Uns aprendem a andar. Outros aprendem a cair. Conforme o chão de um é feito para o futuro e o de outro é rabiscado para sobrevivências. Filipão pisava ou era pisado pelo chão? O mundo do velho Filipão já semelhava com o relvado de futebol: ali ele fintava o tempo, esticando para prolongamento a partida com a vida. Restam-me duas saídas, sorria ele, ou perder ou ser vencido. E o dente avulso, já de tão solto, abanava com riso. Ali, no bar da Munhava, o velho não apenas insistia no riso. O que ele mais fazia era retorcer a volta ao destino. No meio do cervejeiral, Filipão vingava-se. A prova era o salto fantástico e o grito que, de quando em quando, se escutava na rua: «Gooolooo!»
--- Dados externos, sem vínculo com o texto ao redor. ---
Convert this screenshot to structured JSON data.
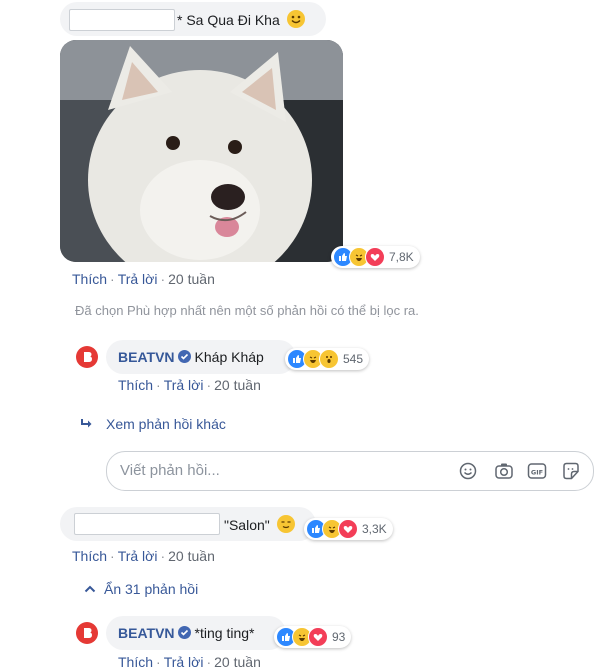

O pulo é o desajeito humano de ensaiar um voo. A alegria de Filipão só podia ser medida em asas, tanto de céu eram seus brados. Sozinho, no salão do decrépito bar, o velho celebrava o golo da sua equipa. As pessoas passavam e, pelo vidro, espreitavam Filipão aos saltos festejando vitórias.
Como um peixe dentro do aquário, esperando que a vidraça distraísse a chegada do fim. Quando saltava caía-lhe o aparelho da surdez e ele passava o resto do tempo, de gatas, procurando o salvador instrumento entre as imundícies do chão. Para tão pouco voo, tanto quadrupedar-se pelo chão!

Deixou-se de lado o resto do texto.